Xerox released their Q4 earnings this morning. Here are some of the highlights and low points in the numbers from what I can see:

Good

  • Cost of sales down for quarter and year
  • Expenses down for quarter and year
  • Total costs down for quarter and year
  • Entry level multifunction up YoY
  • 11% increase in entry level color multifunction devices
  • 9% increase in entry level monochrome multifunction devices
  • 3% increase in mid range color installs
  • 1% increase in mid range black and white

Bad

  • Revenue down for quarter and year
  • Financing down for the quarter and year
  • Equipment sales down 9.5% for quarter
  • Post sales revenue down 7.2% for quarter
  • Service, maintenance and rentals down 9.2%
  • Signings down 21.6% for Q4
  • Signings down 12.8% for year
  • 12% decrease in high-end color installs
  • 34% decrease in high-end black and white systems

I like all the information Xerox is now providing. While some of it isn’t very flattering, they’re putting out there exactly what’s going on, more-so than in the past where some of the data became murky and hard to decipher in sensitive areas.
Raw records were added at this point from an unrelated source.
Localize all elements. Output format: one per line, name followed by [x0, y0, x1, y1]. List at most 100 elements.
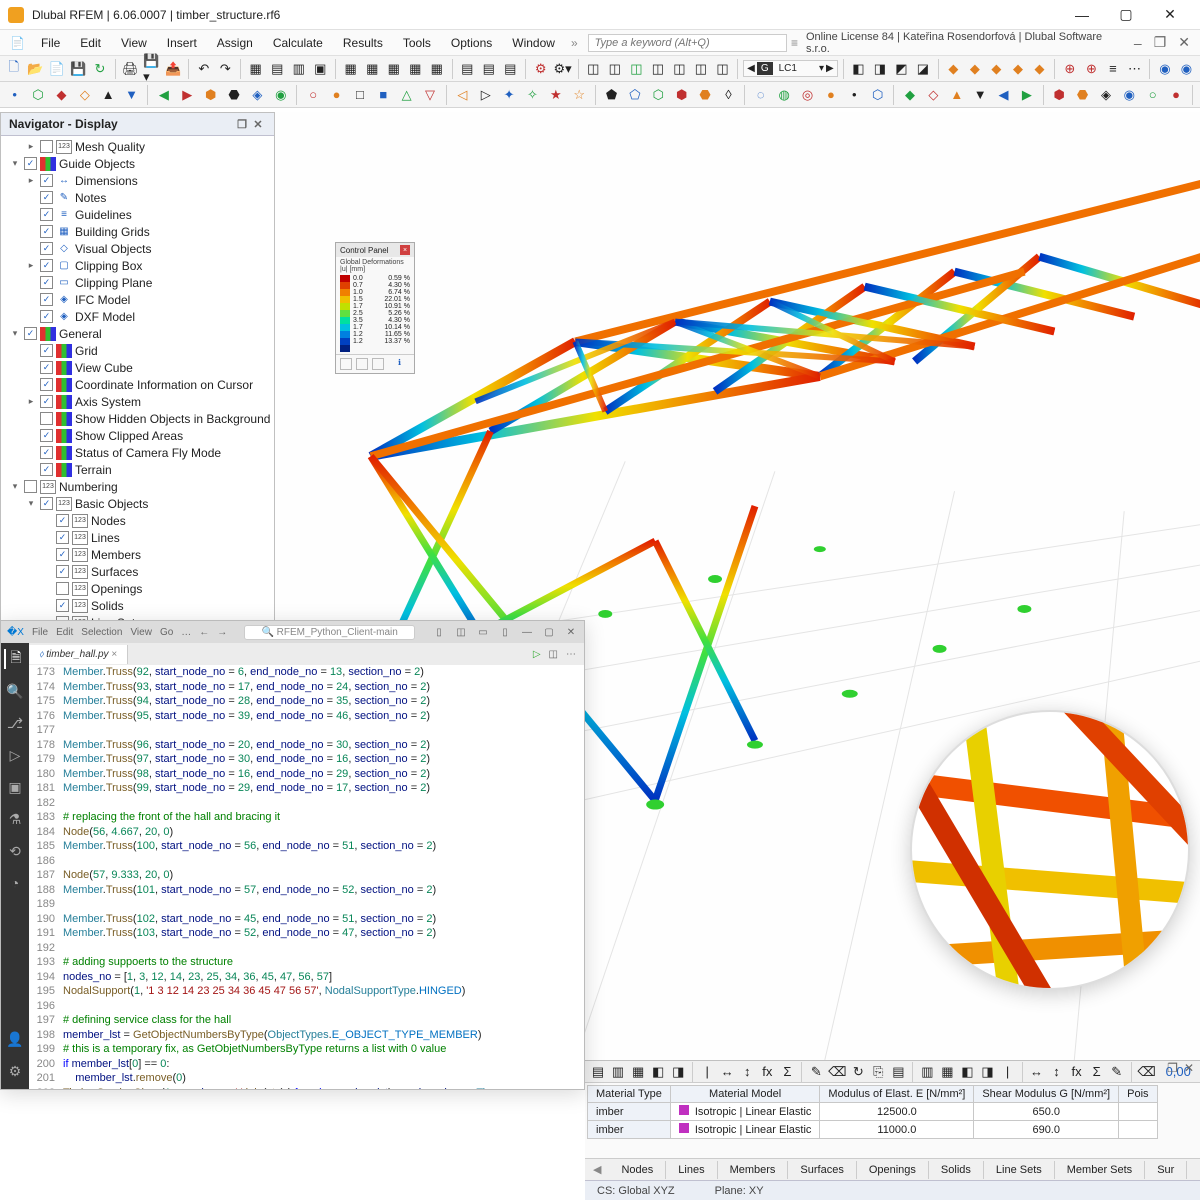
grid-c-icon[interactable]: ▦	[384, 58, 404, 80]
tabletool-8[interactable]: fx	[758, 1062, 776, 1082]
table-c-icon[interactable]: ▤	[501, 58, 521, 80]
editor-menu-file[interactable]: File	[32, 627, 48, 638]
tree-item[interactable]: ▾ General	[1, 325, 274, 342]
editor-layout4-icon[interactable]: ▯	[498, 627, 512, 638]
tree-checkbox[interactable]	[40, 191, 53, 204]
tree-checkbox[interactable]	[56, 565, 69, 578]
bars-icon[interactable]: ≡	[1103, 58, 1123, 80]
tabletool-20[interactable]: ↔	[1027, 1062, 1045, 1082]
menu-results[interactable]: Results	[333, 32, 393, 54]
editor-min-icon[interactable]: —	[520, 627, 534, 638]
code-line[interactable]: 184Node(56, 4.667, 20, 0)	[29, 825, 584, 840]
tabletool-1[interactable]: ▥	[609, 1062, 627, 1082]
tb2-icon-17[interactable]: ▽	[419, 84, 440, 106]
tabletool-16[interactable]: ▦	[938, 1062, 956, 1082]
tb2-icon-22[interactable]: ★	[545, 84, 566, 106]
obj-d-icon[interactable]: ◆	[1008, 58, 1028, 80]
calc-opt-icon[interactable]: ⚙▾	[552, 58, 572, 80]
view-2-icon[interactable]: ▤	[267, 58, 287, 80]
tb2-icon-12[interactable]: ○	[302, 84, 323, 106]
code-line[interactable]: 201 member_lst.remove(0)	[29, 1071, 584, 1086]
tb2-icon-23[interactable]: ☆	[569, 84, 590, 106]
tree-checkbox[interactable]	[40, 310, 53, 323]
tb2-icon-43[interactable]: ⬣	[1072, 84, 1093, 106]
tree-item[interactable]: ▦Building Grids	[1, 223, 274, 240]
plus-b-icon[interactable]: ⊕	[1082, 58, 1102, 80]
run-icon[interactable]: ▷	[533, 649, 541, 660]
tb2-icon-9[interactable]: ⬣	[223, 84, 244, 106]
grid-e-icon[interactable]: ▦	[427, 58, 447, 80]
tabletool-25[interactable]: ⌫	[1137, 1062, 1157, 1082]
tree-checkbox[interactable]	[40, 446, 53, 459]
tb2-icon-28[interactable]: ⬣	[694, 84, 715, 106]
tree-checkbox[interactable]	[56, 548, 69, 561]
vis-c-icon[interactable]: ◩	[892, 58, 912, 80]
more-icon[interactable]: ⋯	[566, 649, 576, 660]
tree-checkbox[interactable]	[40, 344, 53, 357]
tree-item[interactable]: 123Solids	[1, 597, 274, 614]
code-line[interactable]: 197# defining service class for the hall	[29, 1013, 584, 1028]
tb2-icon-16[interactable]: △	[396, 84, 417, 106]
cube-g-icon[interactable]: ◫	[713, 58, 733, 80]
tree-item[interactable]: 123Lines	[1, 529, 274, 546]
tree-checkbox[interactable]	[40, 293, 53, 306]
tree-checkbox[interactable]	[40, 208, 53, 221]
maximize-button[interactable]: ▢	[1104, 1, 1148, 29]
grid-b-icon[interactable]: ▦	[362, 58, 382, 80]
calc-icon[interactable]: ⚙	[531, 58, 551, 80]
tables-close-icon[interactable]: ✕	[1184, 1061, 1194, 1075]
sub-restore-button[interactable]: ❐	[1148, 32, 1173, 53]
tabletool-11[interactable]: ⌫	[827, 1062, 847, 1082]
tree-checkbox[interactable]	[40, 395, 53, 408]
obj-c-icon[interactable]: ◆	[987, 58, 1007, 80]
editor-menu-view[interactable]: View	[130, 627, 152, 638]
tb2-icon-4[interactable]: ▲	[98, 84, 119, 106]
editor-path[interactable]: 🔍 RFEM_Python_Client-main	[244, 625, 414, 640]
menu-overflow-icon[interactable]: »	[565, 36, 584, 50]
close-button[interactable]: ✕	[1148, 1, 1192, 29]
editor-menu-selection[interactable]: Selection	[81, 627, 122, 638]
tree-checkbox[interactable]	[40, 463, 53, 476]
tree-item[interactable]: ▾ 123Numbering	[1, 478, 274, 495]
code-line[interactable]: 200if member_lst[0] == 0:	[29, 1057, 584, 1072]
tabletool-19[interactable]: |	[999, 1062, 1017, 1082]
code-line[interactable]: 173Member.Truss(92, start_node_no = 6, e…	[29, 665, 584, 680]
cube-b-icon[interactable]: ◫	[605, 58, 625, 80]
tree-item[interactable]: Show Clipped Areas	[1, 427, 274, 444]
grid-d-icon[interactable]: ▦	[406, 58, 426, 80]
obj-b-icon[interactable]: ◆	[965, 58, 985, 80]
tabletool-13[interactable]: ⎘	[869, 1062, 887, 1082]
tb2-icon-3[interactable]: ◇	[74, 84, 95, 106]
code-line[interactable]: 192	[29, 941, 584, 956]
code-line[interactable]: 195NodalSupport(1, '1 3 12 14 23 25 34 3…	[29, 984, 584, 999]
lc-prev-button[interactable]: ◀	[747, 63, 755, 74]
table-row[interactable]: imberIsotropic | Linear Elastic11000.069…	[588, 1121, 1158, 1139]
tree-item[interactable]: Coordinate Information on Cursor	[1, 376, 274, 393]
table-a-icon[interactable]: ▤	[457, 58, 477, 80]
tb2-icon-30[interactable]: ◌	[750, 84, 771, 106]
tree-item[interactable]: ≡Guidelines	[1, 206, 274, 223]
extensions-icon[interactable]: ▣	[5, 777, 25, 797]
print-icon[interactable]: 🖨	[121, 58, 141, 80]
tb2-icon-33[interactable]: ●	[820, 84, 841, 106]
menu-icon[interactable]: 📄	[4, 34, 31, 52]
control-panel[interactable]: Control Panel× Global Deformations |u| […	[335, 242, 415, 374]
lc-drop-icon[interactable]: ▾	[819, 63, 824, 74]
tabletool-21[interactable]: ↕	[1048, 1062, 1066, 1082]
cube-a-icon[interactable]: ◫	[584, 58, 604, 80]
code-line[interactable]: 176Member.Truss(95, start_node_no = 39, …	[29, 709, 584, 724]
tree-item[interactable]: 123Nodes	[1, 512, 274, 529]
tree-item[interactable]: ▸ Axis System	[1, 393, 274, 410]
editor-menu-go[interactable]: Go	[160, 627, 173, 638]
refresh-icon[interactable]: ↻	[90, 58, 110, 80]
tb2-icon-25[interactable]: ⬠	[624, 84, 645, 106]
debug-icon[interactable]: ▷	[5, 745, 25, 765]
tb2-icon-1[interactable]: ⬡	[27, 84, 48, 106]
editor-layout2-icon[interactable]: ◫	[454, 627, 468, 638]
code-line[interactable]: 182	[29, 796, 584, 811]
tb2-icon-11[interactable]: ◉	[270, 84, 291, 106]
navigator-tree[interactable]: ▸ 123Mesh Quality ▾ Guide Objects ▸ ↔Dim…	[1, 136, 274, 620]
bottom-tab-surfaces[interactable]: Surfaces	[788, 1161, 856, 1179]
tb2-icon-35[interactable]: ⬡	[867, 84, 888, 106]
end-a-icon[interactable]: ◉	[1155, 58, 1175, 80]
So here’s what I learned; Xerox is becoming more efficient and their cost cutting is working. They have pockets where they’re showing some improvement.  However, fewer contract signings for the quarter and the year (one of the “new areas” I alluded to) is tough to shake off. The initial sale of the equipment generally only accounts for about 10% of the TCO over the next 5 years, meaning, the losses in hardware contracts now will result in future losses in revenue for the next 5 years.

Xerox is aggressively changing everything about themselves. They paired down the number of executives, cutting dozens over the last year. They’ve changed their distribution model, bringing GIS into the fold as a part of Xerox under the name XBS. As of this morning, they announced they are transitioning 28,000 accounts from Xerox to XBS, another significant change they’re undertaking.

Wall Street seems to love these moves, despite the current challenges Xerox is faced with – namely, stiff competition and a crowded playing field for starters. The bottom line is, they need to start winning deals again. After a year of turmoil, maybe some stability and positive news on earnings like today will settle customers down a bit and they’ll improve on that signings datapoint.